До этого мать читала ему в двадцать шестом, когда премьера “Броненосца” в Германии состоялась без участия авторов и он сутки проплакал, не вставая с кровати. А до этого совсем давно — в двадцать четвёртом, когда провалился последний поставленный спектакль и он порывался завязать с режиссурой.
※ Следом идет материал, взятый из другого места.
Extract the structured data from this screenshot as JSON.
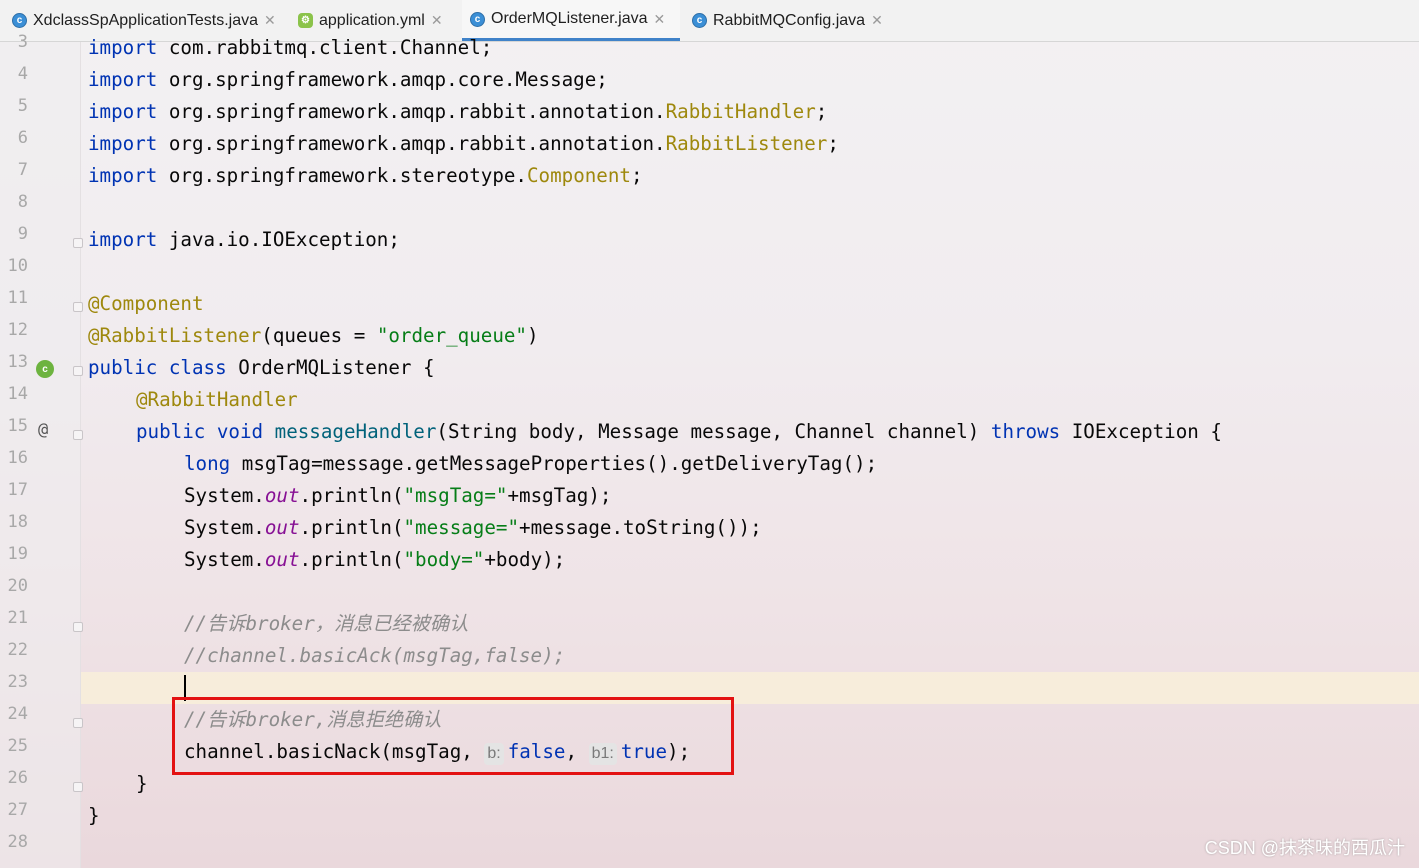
{
  "tabs": [
    {
      "label": "XdclassSpApplicationTests.java",
      "icon": "java-test-class-icon"
    },
    {
      "label": "application.yml",
      "icon": "yml-file-icon"
    },
    {
      "label": "OrderMQListener.java",
      "icon": "java-class-icon",
      "active": true
    },
    {
      "label": "RabbitMQConfig.java",
      "icon": "java-class-icon"
    }
  ],
  "colors": {
    "accent": "#4083c9",
    "keyword": "#0033b3",
    "annotation": "#9e880d",
    "string": "#067d17",
    "highlight_box": "#e31212"
  },
  "line_numbers": [
    "3",
    "4",
    "5",
    "6",
    "7",
    "8",
    "9",
    "10",
    "11",
    "12",
    "13",
    "14",
    "15",
    "16",
    "17",
    "18",
    "19",
    "20",
    "21",
    "22",
    "23",
    "24",
    "25",
    "26",
    "27",
    "28"
  ],
  "code": {
    "l3": {
      "kw": "import",
      "rest": " com.rabbitmq.client.Channel;"
    },
    "l4": {
      "kw": "import",
      "rest": " org.springframework.amqp.core.Message;"
    },
    "l5": {
      "kw": "import",
      "rest": " org.springframework.amqp.rabbit.annotation.",
      "cls": "RabbitHandler",
      "end": ";"
    },
    "l6": {
      "kw": "import",
      "rest": " org.springframework.amqp.rabbit.annotation.",
      "cls": "RabbitListener",
      "end": ";"
    },
    "l7": {
      "kw": "import",
      "rest": " org.springframework.stereotype.",
      "cls": "Component",
      "end": ";"
    },
    "l9": {
      "kw": "import",
      "rest": " java.io.IOException;"
    },
    "l11": {
      "ann": "@Component"
    },
    "l12": {
      "ann": "@RabbitListener",
      "p1": "(queues = ",
      "str": "\"order_queue\"",
      "p2": ")"
    },
    "l13": {
      "kw1": "public",
      "kw2": "class",
      "rest": " OrderMQListener {"
    },
    "l14": {
      "ann": "@RabbitHandler"
    },
    "l15": {
      "kw1": "public",
      "kw2": "void",
      "method": "messageHandler",
      "params": "(String body, Message message, Channel channel) ",
      "kw3": "throws",
      "rest": " IOException {"
    },
    "l16": {
      "kw": "long",
      "rest": " msgTag=message.getMessageProperties().getDeliveryTag();"
    },
    "l17": {
      "a": "System.",
      "field": "out",
      "b": ".println(",
      "str": "\"msgTag=\"",
      "c": "+msgTag);"
    },
    "l18": {
      "a": "System.",
      "field": "out",
      "b": ".println(",
      "str": "\"message=\"",
      "c": "+message.toString());"
    },
    "l19": {
      "a": "System.",
      "field": "out",
      "b": ".println(",
      "str": "\"body=\"",
      "c": "+body);"
    },
    "l21": {
      "cmt": "//告诉broker，消息已经被确认"
    },
    "l22": {
      "cmt": "//channel.basicAck(msgTag,false);"
    },
    "l24": {
      "cmt": "//告诉broker,消息拒绝确认"
    },
    "l25": {
      "a": "channel.basicNack(msgTag, ",
      "hint1": "b:",
      "v1": "false",
      "sep": ", ",
      "hint2": "b1:",
      "v2": "true",
      "end": ");"
    },
    "l26": {
      "text": "}"
    },
    "l27": {
      "text": "}"
    }
  },
  "watermark": "CSDN @抹茶味的西瓜汁"
}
Были времена — материнское чтение помогало. Правда, времена эти остались в какой-то иной жизни, ещё до того, как он стал самим собой. Нынче же пытаться вылечить его старым способом так же смехотворно, как называть дореволюционным домашним прозвищем Рорик. Это его-то — лысого сатира с избыточным весом и наполовину омертвелой сердечной мышцей. Его, самого известного на Западе советского режиссёра, взращённого на экспорт, но запрещённого к выезду. Его, дважды лауреата Сталинской премии, чьи старые фильмы уничтожили, а новые не разрешали снимать. Матерщинника и порнографа, которого вполне можно хоть завтра посадить. Да хоть бы и сегодня — всегда найдётся за что.
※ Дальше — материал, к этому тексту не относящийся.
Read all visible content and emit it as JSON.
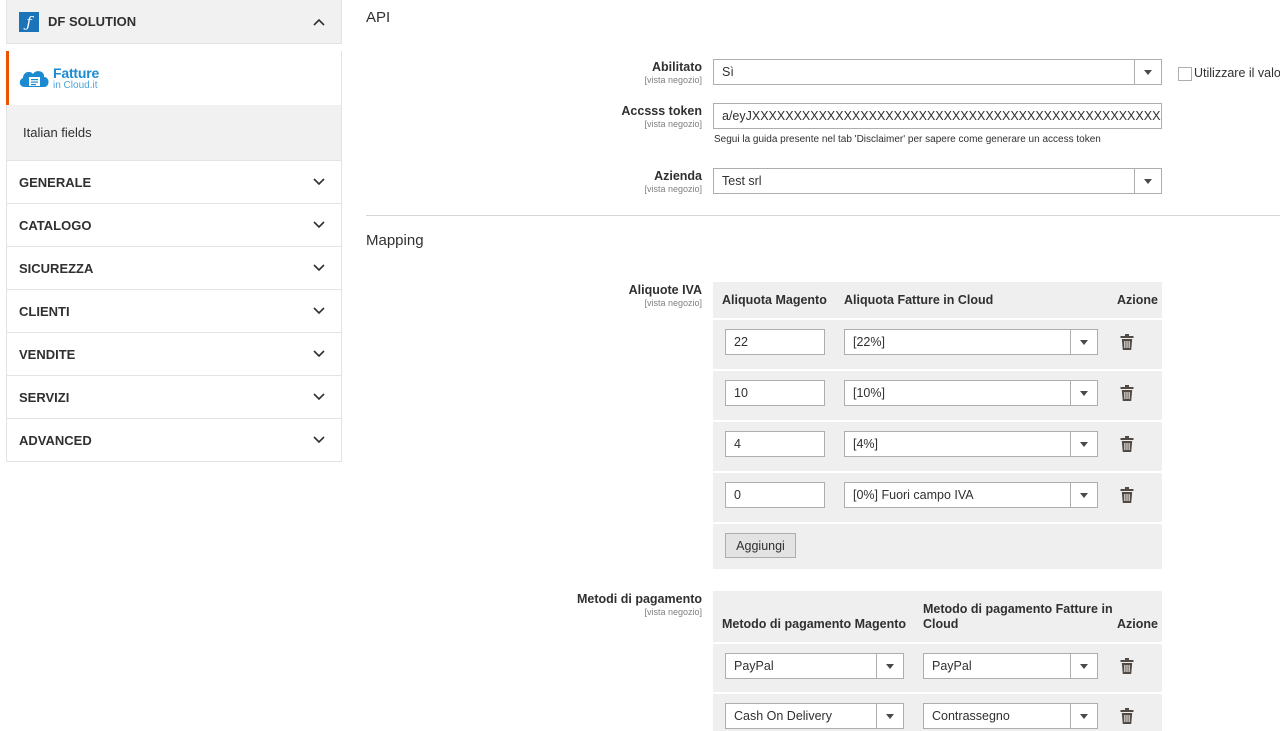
{
  "sidebar": {
    "header": "DF SOLUTION",
    "brand": {
      "main": "Fatture",
      "sub": "in Cloud.it"
    },
    "active_item": "Italian fields",
    "sections": [
      "GENERALE",
      "CATALOGO",
      "SICUREZZA",
      "CLIENTI",
      "VENDITE",
      "SERVIZI",
      "ADVANCED"
    ]
  },
  "api": {
    "title": "API",
    "enabled": {
      "label": "Abilitato",
      "scope": "[vista negozio]",
      "value": "Sì",
      "use_default": "Utilizzare il valor"
    },
    "token": {
      "label": "Accsss token",
      "scope": "[vista negozio]",
      "value": "a/eyJXXXXXXXXXXXXXXXXXXXXXXXXXXXXXXXXXXXXXXXXXXXXXXXXXXXXXXXXXXXXXXXXXXX",
      "note": "Segui la guida presente nel tab 'Disclaimer' per sapere come generare un access token"
    },
    "company": {
      "label": "Azienda",
      "scope": "[vista negozio]",
      "value": "Test srl"
    }
  },
  "mapping": {
    "title": "Mapping",
    "vat": {
      "label": "Aliquote IVA",
      "scope": "[vista negozio]",
      "col_magento": "Aliquota Magento",
      "col_cloud": "Aliquota Fatture in Cloud",
      "col_action": "Azione",
      "rows": [
        {
          "magento": "22",
          "cloud": "[22%]"
        },
        {
          "magento": "10",
          "cloud": "[10%]"
        },
        {
          "magento": "4",
          "cloud": "[4%]"
        },
        {
          "magento": "0",
          "cloud": "[0%] Fuori campo IVA"
        }
      ],
      "add_label": "Aggiungi"
    },
    "payment": {
      "label": "Metodi di pagamento",
      "scope": "[vista negozio]",
      "col_magento": "Metodo di pagamento Magento",
      "col_cloud_1": "Metodo di pagamento Fatture in",
      "col_cloud_2": "Cloud",
      "col_action": "Azione",
      "rows": [
        {
          "magento": "PayPal",
          "cloud": "PayPal"
        },
        {
          "magento": "Cash On Delivery",
          "cloud": "Contrassegno"
        }
      ]
    }
  },
  "colors": {
    "accent": "#eb5202",
    "brand_blue": "#1b8ad1",
    "panel_bg": "#efefef"
  }
}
Если придут арестовывать — неужели она увидит?
— Рорик, я начинаю.
Он по-прежнему лежал с закрытыми глазами, но ясно представлял большой альбом, раскрытый сейчас перед матерью. На картонных листах теснились вырезки из газет и журналов, самолично им вклеенные: начиная с двадцать первого года, когда вышел спектакль с его декорациями, и заканчивая триумфом “Александра Невского” перед войной. Вырезок было так много, что альбом неимоверно распух и походил на гигантскую амбарную книгу — закрыть её можно было, лишь застегнув на кожаный ремень, специально для этого купленный в мужском галантерейном отделе. Как только ремень раскрепляли, альбом распахивался сам, как живой, предъявляя читателю содержимое: заметки, репортажи со съёмок, интервью, критические отзывы — всё, что сообщало или рассуждало о творчестве Сергея Эйзенштейна, было тщательно выловлено в прессе (даже в самых заштатных газетёнках типа “Красного тундровика” или “Колхозных ребят”) и увековечено на белом картоне.
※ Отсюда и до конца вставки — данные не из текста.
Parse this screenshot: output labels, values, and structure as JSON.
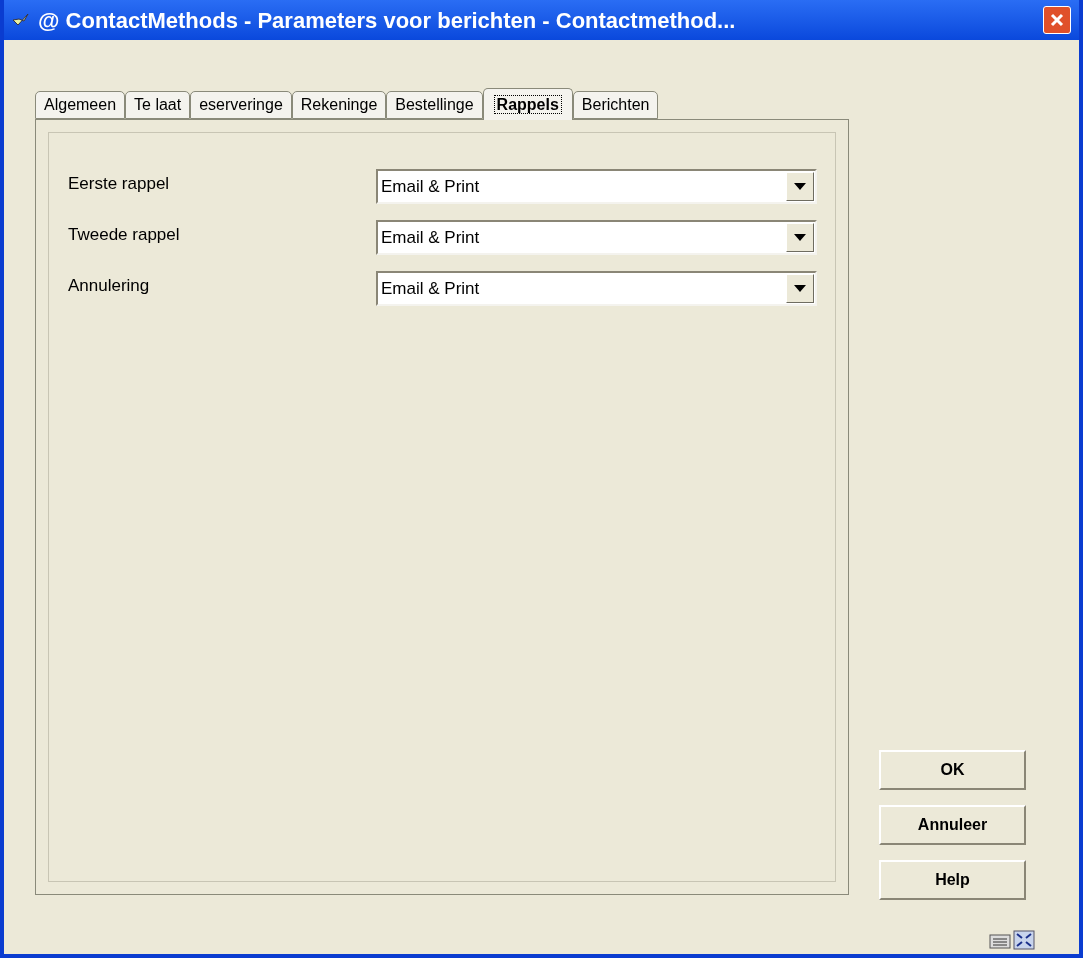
{
  "window": {
    "title": "@ ContactMethods - Parameters voor berichten - Contactmethod..."
  },
  "tabs": [
    {
      "label": "Algemeen",
      "selected": false
    },
    {
      "label": "Te laat",
      "selected": false
    },
    {
      "label": "eserveringe",
      "selected": false
    },
    {
      "label": "Rekeninge",
      "selected": false
    },
    {
      "label": "Bestellinge",
      "selected": false
    },
    {
      "label": "Rappels",
      "selected": true
    },
    {
      "label": "Berichten",
      "selected": false
    }
  ],
  "fields": [
    {
      "label": "Eerste rappel",
      "value": "Email & Print"
    },
    {
      "label": "Tweede rappel",
      "value": "Email & Print"
    },
    {
      "label": "Annulering",
      "value": "Email & Print"
    }
  ],
  "buttons": [
    {
      "label": "OK"
    },
    {
      "label": "Annuleer"
    },
    {
      "label": "Help"
    }
  ]
}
Впрочем, не всё, а только хорошее. В альбоме не место было, к примеру, ядовитым фельетонам Ильфа и Петрова об именитом режиссёре или вороху разгромных рецензий о “Бежином луге”. Только хорошие отзывы, а также очень хорошие и превосходные — вот чем был набит архив. Это были не просто хвалы, а доказательства, удостоверения: Эйзенштейн существует как художник и имеет право творить. И предъявлял он их не другим — самому себе. Раньше листал альбом часто, порой ежедневно, на сон грядущий вместо успокоительного, или просил почитать жену. С началом войны перестал. Последние листы — эвакуация “Мосфильма” в Казахстан и возвращение в Москву, съёмки “Ивана Грозного” — заполняла уже Пера. Эти статьи он ещё не выучил наизусть. Да вряд ли уже и выучит — чтение о себе потеряло былую власть.
Мать принялась читать — не с первой страницы, а благоразумно пропустив несколько разворотов: ранний, театральный период жизни прошёл под знаком Учителя — грозного Старика, великого Мейера, ещё до войны объявленного врагом народа и сгинувшего на Лубянке. Вспоминать о Мейерхольде сегодня было совсем некстати. Так что чтение началось сразу с марта двадцать четвёртого года — именно тогда Эйзен впервые взял в руки монтажные ножницы и переметнулся из стана театральных деятелей в лагерь творцов киноискусства.
■ Случилось это в монтажной “Кино-Москвы”, что на углу Тверской и Вознесенского.
Ему было двадцать шесть. Он был жаден до искусства и пока что неудачлив. Ни учёба у Мейерхольда на Высших мастерских, ни служба оформителем и режиссёром в театре Пролеткульта настоящей славы не принесли: ругательных рецензий много, зрителей на спектаклях мало. Утешался тем, что каждый его неуспех был так ярок, что со стороны вполне мог сойти за триумф.